We now revert to the particular complaint that the Tax Commissioner and his agent, Morse, failed to give effect to the fact that the service returns of uninventoried used merchandise of the appellant for the years 1944, 1945 and 1946 were less than in the year 1948, and that hence the number of units in service were proportionately less. The examiner did give effect to the difference in price for the articles purchased. To develop this claim of error appellant called its *392accountant as a witness, who testified that appellant’s returns for its Ohio services rendered in 1944 amounted to $80,131, which represents 69.41% less from service receipts for that year than for the year 1948, which amounted to $314,000.00. Like figures for the year 1945 disclose Ohio service receipts in the sum of $83,631.35 or 69.074% less than for the year 1948. Like figures for the year 1946 establish Ohio service receipts in the sum of $197,459.07 or 24.62% less than for the year 1948. In arriving at these figures the witness stated that cost of service to appellant’s patrons was 20% less in 1944 and 1945 than in 1948, and-% less in 1946 than in 1948, and that his computations took this difference in service charges into account. The price paid for this merchandise, plus processing costs for these three years, is not in dispute.
Inasmuch as appellant’s counsel fails to give this phase of the case any consideration, we turn to what the Departmental auditor has to say respecting the method pursued by him and its effect upon the matter of quantity of uninventoried merchandise used in these years which produced service income. We have read and reread Morse’s testimony as elicited by the attorney examiner and appearing on page 185 of the record and thereafter. It therefrom appears that at date of examination, in September of 1948, Company books for 1944 and 1945 were not made available. Appellant’s accountant now says before this Board that the information as to quantities for used merchandise is available from tax reports, balance sheets filed and Company records. The Department of Taxation, at final hearing, had to resort to formula and stipulation. At this date, however, appellant raises the question made.
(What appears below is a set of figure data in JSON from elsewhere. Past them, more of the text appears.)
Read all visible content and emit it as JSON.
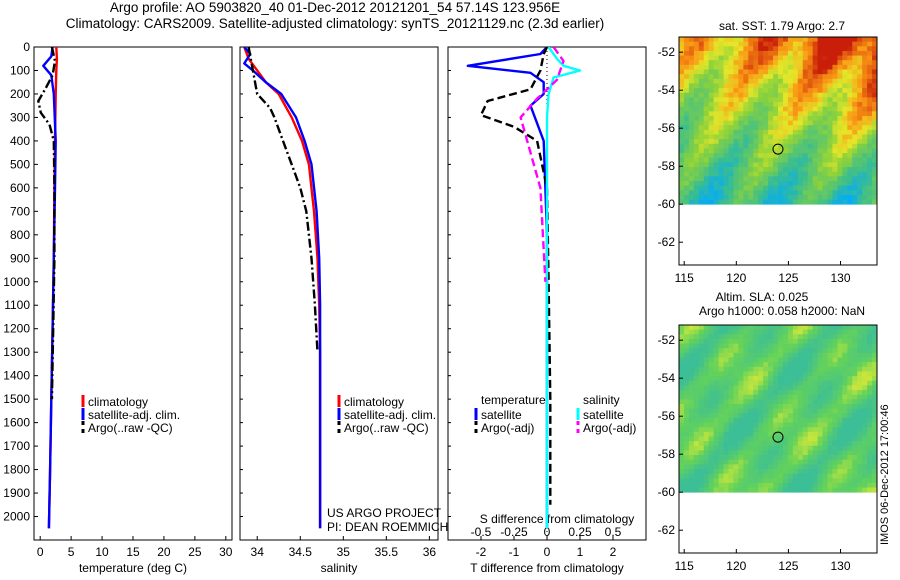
{
  "title": {
    "line1": "Argo profile: AO 5903820_40 01-Dec-2012 20121201_54 57.14S 123.956E",
    "line2": "Climatology: CARS2009. Satellite-adjusted climatology: synTS_20121129.nc (2.3d earlier)"
  },
  "colors": {
    "climatology": "#ff0000",
    "satellite": "#0000ff",
    "argo": "#000000",
    "sal_satellite": "#00ffff",
    "sal_argo": "#ff00ff"
  },
  "credit": {
    "line1": "US ARGO PROJECT",
    "line2": "PI: DEAN ROEMMICH"
  },
  "watermark": "IMOS 06-Dec-2012 17:00:46",
  "chart_data": [
    {
      "type": "line",
      "xlabel": "temperature (deg C)",
      "ylabel": "",
      "xlim": [
        -1,
        31
      ],
      "ylim": [
        2100,
        0
      ],
      "xticks": [
        0,
        5,
        10,
        15,
        20,
        25,
        30
      ],
      "yticks": [
        0,
        100,
        200,
        300,
        400,
        500,
        600,
        700,
        800,
        900,
        1000,
        1100,
        1200,
        1300,
        1400,
        1500,
        1600,
        1700,
        1800,
        1900,
        2000
      ],
      "legend": [
        "climatology",
        "satellite-adj. clim.",
        "Argo(..raw -QC)"
      ],
      "series": [
        {
          "name": "climatology",
          "style": "solid",
          "x": [
            2.6,
            2.7,
            2.6,
            2.5,
            2.4,
            2.3,
            2.2,
            2.0,
            1.8,
            1.6,
            1.4
          ],
          "y": [
            0,
            50,
            100,
            200,
            400,
            600,
            900,
            1200,
            1500,
            1800,
            2050
          ]
        },
        {
          "name": "satellite-adj. clim.",
          "style": "solid",
          "x": [
            2.0,
            1.8,
            0.5,
            1.8,
            2.2,
            2.5,
            2.4,
            2.2,
            2.0,
            1.8,
            1.6,
            1.4
          ],
          "y": [
            0,
            40,
            80,
            120,
            200,
            400,
            600,
            900,
            1200,
            1500,
            1800,
            2050
          ]
        },
        {
          "name": "Argo(..raw -QC)",
          "style": "dashdot",
          "x": [
            1.9,
            2.4,
            2.0,
            0.8,
            -0.3,
            0.1,
            1.5,
            2.2,
            2.3,
            2.3,
            2.1,
            1.9
          ],
          "y": [
            0,
            60,
            120,
            180,
            230,
            280,
            330,
            400,
            600,
            900,
            1200,
            1500
          ]
        }
      ]
    },
    {
      "type": "line",
      "xlabel": "salinity",
      "ylabel": "",
      "xlim": [
        33.8,
        36.1
      ],
      "ylim": [
        2100,
        0
      ],
      "xticks": [
        34,
        34.5,
        35,
        35.5,
        36
      ],
      "legend": [
        "climatology",
        "satellite-adj. clim.",
        "Argo(..raw -QC)"
      ],
      "series": [
        {
          "name": "climatology",
          "style": "solid",
          "x": [
            33.85,
            33.9,
            34.0,
            34.1,
            34.25,
            34.4,
            34.52,
            34.6,
            34.66,
            34.7,
            34.72,
            34.73,
            34.73
          ],
          "y": [
            0,
            50,
            100,
            150,
            200,
            300,
            400,
            500,
            700,
            900,
            1100,
            1300,
            2050
          ]
        },
        {
          "name": "satellite-adj. clim.",
          "style": "solid",
          "x": [
            33.85,
            33.92,
            33.85,
            33.95,
            34.1,
            34.28,
            34.45,
            34.55,
            34.63,
            34.69,
            34.72,
            34.73,
            34.73
          ],
          "y": [
            0,
            30,
            70,
            100,
            150,
            200,
            300,
            400,
            500,
            700,
            900,
            1100,
            2050
          ]
        },
        {
          "name": "Argo(..raw -QC)",
          "style": "dashdot",
          "x": [
            33.9,
            33.95,
            34.0,
            34.15,
            34.2,
            34.3,
            34.4,
            34.5,
            34.57,
            34.63,
            34.67,
            34.7
          ],
          "y": [
            0,
            100,
            200,
            260,
            300,
            400,
            500,
            600,
            700,
            900,
            1100,
            1300
          ]
        }
      ]
    },
    {
      "type": "line",
      "xlabel": "T difference from climatology",
      "xlabel_top": "S difference from climatology",
      "ylabel": "",
      "xlim": [
        -3,
        3
      ],
      "xticks": [
        -2,
        -1,
        0,
        1,
        2
      ],
      "xticks_S": [
        "-0.5",
        "-0.25",
        "0",
        "0.25",
        "0.5"
      ],
      "ylim": [
        2100,
        0
      ],
      "legend_headers": [
        "temperature",
        "salinity"
      ],
      "legend": [
        "satellite",
        "Argo(-adj)",
        "satellite",
        "Argo(-adj)"
      ],
      "series": [
        {
          "name": "temperature satellite",
          "style": "solid",
          "x": [
            0,
            -0.2,
            -2.4,
            -0.5,
            -0.1,
            -0.1,
            -0.5,
            -0.1,
            0,
            0
          ],
          "y": [
            0,
            30,
            80,
            110,
            150,
            200,
            250,
            400,
            800,
            2050
          ]
        },
        {
          "name": "temperature Argo(-adj)",
          "style": "dashed",
          "x": [
            0,
            -0.1,
            -0.2,
            -0.5,
            -1.8,
            -2.0,
            -1.0,
            -0.3,
            0,
            0.05,
            0.1,
            0.1
          ],
          "y": [
            0,
            30,
            100,
            180,
            230,
            290,
            340,
            400,
            600,
            1000,
            1500,
            1950
          ]
        },
        {
          "name": "salinity satellite",
          "style": "solid",
          "x": [
            0.05,
            0.3,
            0.5,
            1.0,
            0.2,
            0.05,
            0,
            0
          ],
          "y": [
            0,
            50,
            80,
            100,
            130,
            200,
            300,
            2050
          ]
        },
        {
          "name": "salinity Argo(-adj)",
          "style": "dashed",
          "x": [
            0.2,
            0.5,
            0.3,
            -0.3,
            -0.8,
            -0.6,
            -0.2,
            -0.05
          ],
          "y": [
            0,
            60,
            140,
            220,
            300,
            400,
            600,
            1000
          ]
        }
      ]
    },
    {
      "type": "heatmap",
      "title": "sat. SST: 1.79 Argo: 2.7",
      "xlim": [
        114.5,
        133.5
      ],
      "ylim": [
        -63.2,
        -51.2
      ],
      "xticks": [
        115,
        120,
        125,
        130
      ],
      "yticks": [
        -52,
        -54,
        -56,
        -58,
        -60,
        -62
      ],
      "marker": {
        "x": 124,
        "y": -57.1
      },
      "data_extent_y": [
        -60,
        -51.2
      ]
    },
    {
      "type": "heatmap",
      "title": "Altim. SLA: 0.025",
      "subtitle": "Argo h1000: 0.058 h2000: NaN",
      "xlim": [
        114.5,
        133.5
      ],
      "ylim": [
        -63.2,
        -51.2
      ],
      "xticks": [
        115,
        120,
        125,
        130
      ],
      "yticks": [
        -52,
        -54,
        -56,
        -58,
        -60,
        -62
      ],
      "marker": {
        "x": 124,
        "y": -57.1
      },
      "data_extent_y": [
        -60,
        -51.2
      ]
    }
  ]
}
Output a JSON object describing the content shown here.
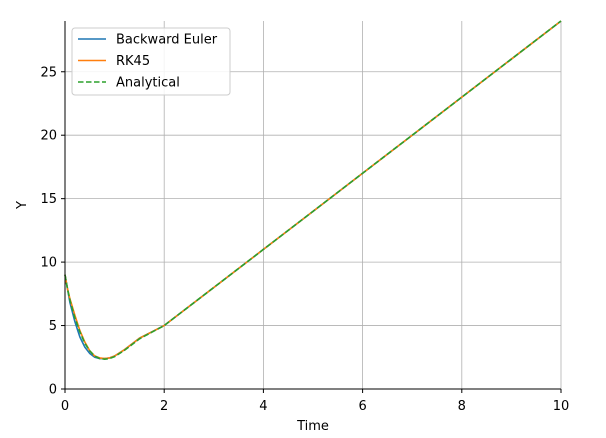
{
  "chart_data": {
    "type": "line",
    "xlabel": "Time",
    "ylabel": "Y",
    "xlim": [
      0,
      10
    ],
    "ylim": [
      0,
      29
    ],
    "x_ticks": [
      0,
      2,
      4,
      6,
      8,
      10
    ],
    "y_ticks": [
      0,
      5,
      10,
      15,
      20,
      25
    ],
    "grid": true,
    "legend_position": "top-left",
    "series": [
      {
        "name": "Backward Euler",
        "color": "#1f77b4",
        "style": "solid",
        "x": [
          0,
          0.1,
          0.2,
          0.3,
          0.4,
          0.5,
          0.6,
          0.7,
          0.8,
          0.9,
          1.0,
          1.2,
          1.5,
          2,
          3,
          4,
          5,
          6,
          7,
          8,
          9,
          10
        ],
        "y": [
          9,
          6.8,
          5.3,
          4.1,
          3.3,
          2.8,
          2.5,
          2.4,
          2.4,
          2.45,
          2.6,
          3.1,
          4.0,
          5.0,
          8.0,
          11.0,
          14.0,
          17.0,
          20.0,
          23.0,
          26.0,
          29.0
        ]
      },
      {
        "name": "RK45",
        "color": "#ff7f0e",
        "style": "solid",
        "x": [
          0,
          0.05,
          0.1,
          0.2,
          0.3,
          0.4,
          0.5,
          0.6,
          0.7,
          0.8,
          0.9,
          1.0,
          1.2,
          1.5,
          2,
          3,
          4,
          5,
          6,
          7,
          8,
          9,
          10
        ],
        "y": [
          9,
          7.9,
          7.1,
          5.8,
          4.6,
          3.7,
          3.0,
          2.6,
          2.45,
          2.4,
          2.45,
          2.6,
          3.1,
          4.0,
          5.0,
          8.0,
          11.0,
          14.0,
          17.0,
          20.0,
          23.0,
          26.0,
          29.0
        ]
      },
      {
        "name": "Analytical",
        "color": "#2ca02c",
        "style": "dashed",
        "x": [
          0,
          0.05,
          0.1,
          0.2,
          0.3,
          0.4,
          0.5,
          0.6,
          0.7,
          0.8,
          0.9,
          1.0,
          1.2,
          1.5,
          2,
          3,
          4,
          5,
          6,
          7,
          8,
          9,
          10
        ],
        "y": [
          9,
          7.9,
          7.0,
          5.6,
          4.5,
          3.6,
          3.0,
          2.6,
          2.4,
          2.35,
          2.4,
          2.55,
          3.05,
          3.95,
          5.0,
          8.0,
          11.0,
          14.0,
          17.0,
          20.0,
          23.0,
          26.0,
          29.0
        ]
      }
    ]
  }
}
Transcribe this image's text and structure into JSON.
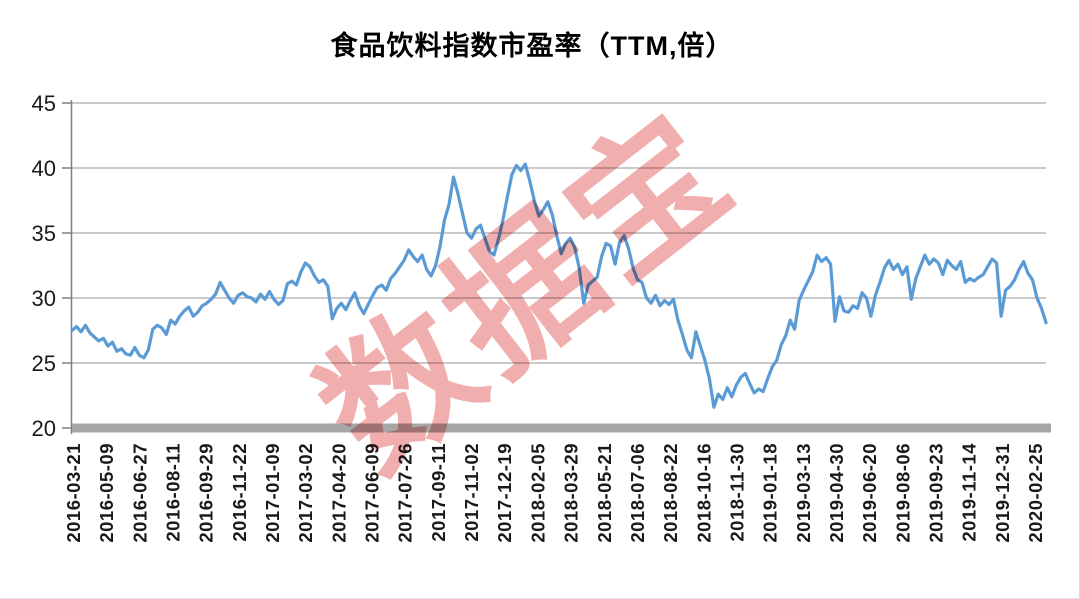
{
  "watermark": "数据宝",
  "colors": {
    "line": "#5B9BD5",
    "watermark": "rgba(228,100,100,0.52)",
    "gridline": "#ABABAB",
    "axis": "#7F7F7F",
    "baseline_bar": "#A6A6A6",
    "tick_label": "#1a1a1a",
    "background": "#FFFFFF"
  },
  "chart_data": {
    "type": "line",
    "title": "食品饮料指数市盈率（TTM,倍）",
    "xlabel": "",
    "ylabel": "",
    "ylim": [
      20,
      45
    ],
    "y_ticks": [
      20,
      25,
      30,
      35,
      40,
      45
    ],
    "grid": "horizontal",
    "legend": "none",
    "x_tick_labels": [
      "2016-03-21",
      "2016-05-09",
      "2016-06-27",
      "2016-08-11",
      "2016-09-29",
      "2016-11-22",
      "2017-01-09",
      "2017-03-02",
      "2017-04-20",
      "2017-06-09",
      "2017-07-26",
      "2017-09-11",
      "2017-11-02",
      "2017-12-19",
      "2018-02-05",
      "2018-03-29",
      "2018-05-21",
      "2018-07-06",
      "2018-08-22",
      "2018-10-16",
      "2018-11-30",
      "2019-01-18",
      "2019-03-13",
      "2019-04-30",
      "2019-06-20",
      "2019-08-06",
      "2019-09-23",
      "2019-11-14",
      "2019-12-31",
      "2020-02-25"
    ],
    "series": [
      {
        "name": "食品饮料指数市盈率(TTM,倍)",
        "x_start": "2016-03-21",
        "x_end": "2020-02-25",
        "sampling": "uniform between x_start and x_end (daily data approximated)",
        "values": [
          27.5,
          27.8,
          27.4,
          27.9,
          27.3,
          27.0,
          26.7,
          26.9,
          26.3,
          26.6,
          25.9,
          26.1,
          25.7,
          25.6,
          26.2,
          25.6,
          25.4,
          26.0,
          27.6,
          27.9,
          27.7,
          27.2,
          28.3,
          28.0,
          28.6,
          29.0,
          29.3,
          28.6,
          28.9,
          29.4,
          29.6,
          29.9,
          30.3,
          31.2,
          30.6,
          30.0,
          29.6,
          30.2,
          30.4,
          30.1,
          30.0,
          29.7,
          30.3,
          29.9,
          30.5,
          29.9,
          29.5,
          29.8,
          31.1,
          31.3,
          31.0,
          32.0,
          32.7,
          32.4,
          31.7,
          31.2,
          31.4,
          30.9,
          28.4,
          29.2,
          29.6,
          29.1,
          29.8,
          30.4,
          29.4,
          28.8,
          29.5,
          30.2,
          30.8,
          31.0,
          30.6,
          31.5,
          31.9,
          32.4,
          32.9,
          33.7,
          33.2,
          32.8,
          33.3,
          32.2,
          31.7,
          32.5,
          34.0,
          36.0,
          37.2,
          39.3,
          38.0,
          36.5,
          35.0,
          34.6,
          35.3,
          35.6,
          34.6,
          33.6,
          33.3,
          34.5,
          36.0,
          37.8,
          39.5,
          40.2,
          39.8,
          40.3,
          39.0,
          37.5,
          36.3,
          36.8,
          37.4,
          36.4,
          34.8,
          33.4,
          34.2,
          34.6,
          33.9,
          32.3,
          29.6,
          31.0,
          31.3,
          31.6,
          33.2,
          34.2,
          34.0,
          32.6,
          34.3,
          34.8,
          33.8,
          32.3,
          31.4,
          31.2,
          30.0,
          29.6,
          30.2,
          29.4,
          29.8,
          29.5,
          29.9,
          28.3,
          27.2,
          26.0,
          25.4,
          27.4,
          26.3,
          25.2,
          23.8,
          21.6,
          22.6,
          22.2,
          23.1,
          22.4,
          23.3,
          23.9,
          24.2,
          23.4,
          22.7,
          23.0,
          22.8,
          23.8,
          24.7,
          25.2,
          26.4,
          27.1,
          28.3,
          27.6,
          29.8,
          30.6,
          31.3,
          32.0,
          33.3,
          32.8,
          33.1,
          32.6,
          28.2,
          30.1,
          29.0,
          28.9,
          29.4,
          29.2,
          30.4,
          30.0,
          28.6,
          30.2,
          31.2,
          32.3,
          32.9,
          32.2,
          32.6,
          31.8,
          32.4,
          29.9,
          31.5,
          32.4,
          33.3,
          32.6,
          33.0,
          32.7,
          31.8,
          32.9,
          32.5,
          32.2,
          32.8,
          31.2,
          31.5,
          31.3,
          31.6,
          31.8,
          32.4,
          33.0,
          32.7,
          28.6,
          30.6,
          30.9,
          31.4,
          32.2,
          32.8,
          31.9,
          31.4,
          30.0,
          29.2,
          28.1
        ]
      }
    ]
  }
}
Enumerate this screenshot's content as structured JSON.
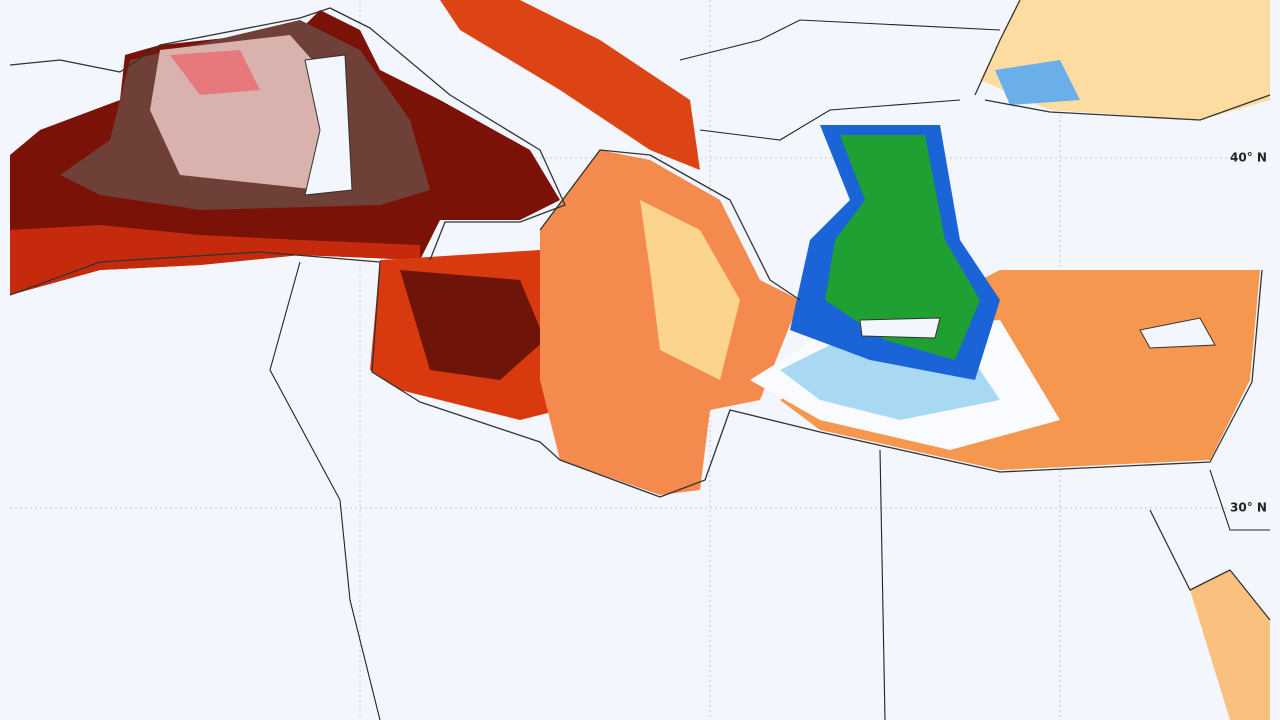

We doubt that appellant’s accountant has considered all accounting factors. The actual amount of used taxable merchandise possessed by the Company in 1944, 1945 and 1946 which appellant did not inventory is problematical; and if this Board were to reach any definite quantities for these years it would have to resort to mere speculation. It is, therefore, considered that in fairness to the litigants and the Board this phase of the case should be remanded to the Department of Taxation for reconsideration and recomputation.
It follows that in all respects, save the two mathematical computations and the quantities of used merchandise possessed by appellant in the years 1944, 1945 and 1946, the orders complained of are affirmed, and the cause is remanded for further consideration and assessment on the three exceptions noted.